Swoonrocket- notes for talk at the panel "Why Is Gertrude Stein So Important?" at the ALA.

quote...'We get from avant garde modernism, by which I mean we get from Stein, the contemporary literature that we deserve. That in short is why Stein matters.

But what is Stein? I want to tell several stories about the Stein that we deserve.

One is the Stein that appears in the publication context of her time. And as example here I want to talk some about the 150 or so pages of Stein were published in the various issues of the journal Transition. Transition was edited mainly by Eugene Jolas while he lived in Paris and it came out monthly from 1927 until 1932 (after 1932 it came out less regularly, first from the Hague and then from New York, until 1938). So it interestingly, although not uniquely, charts the development of avant garde modernism before World War II. When Jolas reprints Tender Buttons in his journal Transition, he doesn’t just put it in the journal on its own. He puts it in a larger context, in a section titled “America,” which includes not only work by other American avant gardists such as A. Lincoln Gillespie but also work from a diverse range of genres and cultures such as fairy tales of the Aztec and Inca periods, a Mexican statue, a Columbian figure, and a Peruvian bowl.

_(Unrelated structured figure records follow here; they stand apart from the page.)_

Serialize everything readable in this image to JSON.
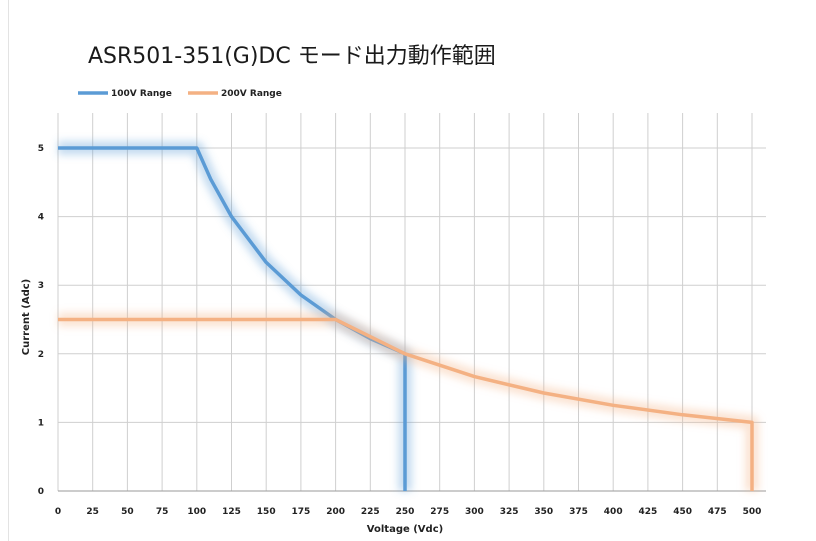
{
  "chart_data": {
    "type": "line",
    "title": "ASR501-351(G)DC モード出力動作範囲",
    "xlabel": "Voltage (Vdc)",
    "ylabel": "Current (Adc)",
    "xlim": [
      0,
      500
    ],
    "ylim": [
      0,
      5
    ],
    "xticks": [
      0,
      25,
      50,
      75,
      100,
      125,
      150,
      175,
      200,
      225,
      250,
      275,
      300,
      325,
      350,
      375,
      400,
      425,
      450,
      475,
      500
    ],
    "yticks": [
      0,
      1,
      2,
      3,
      4,
      5
    ],
    "grid": "vertical lines at x ticks, horizontal lines at y ticks",
    "legend_position": "top-left",
    "series": [
      {
        "name": "100V Range",
        "color": "#5b9bd5",
        "x": [
          0,
          100,
          110,
          125,
          150,
          175,
          200,
          225,
          250,
          250
        ],
        "y": [
          5,
          5,
          4.545,
          4,
          3.333,
          2.857,
          2.5,
          2.222,
          2,
          0
        ]
      },
      {
        "name": "200V Range",
        "color": "#f4b183",
        "x": [
          0,
          200,
          250,
          300,
          350,
          400,
          450,
          500,
          500
        ],
        "y": [
          2.5,
          2.5,
          2,
          1.667,
          1.429,
          1.25,
          1.111,
          1,
          0
        ]
      }
    ]
  }
}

The Stein that appears in Transition is one that is in dialogue with the wide variety of arts that are new to Europe as a result of imperialism. The editorials and reviews and essays of Transition make an argument that avant garde modernism’s forms are reflective of a Europe changed by imperialism, a Europe suddenly very much aware of how different cultures and their arts and their languages are entering and shaping European centers, over and over. Jolas does not really use the words “imperialism” or “colonialism,” he does again and again relate the avant garde to economic and political changes. Again and again he argues that this writing, a writing that at moments he calls a declaration of linguistic independence and at other moments the revolution of the word, was indebted to the disruption of the center'.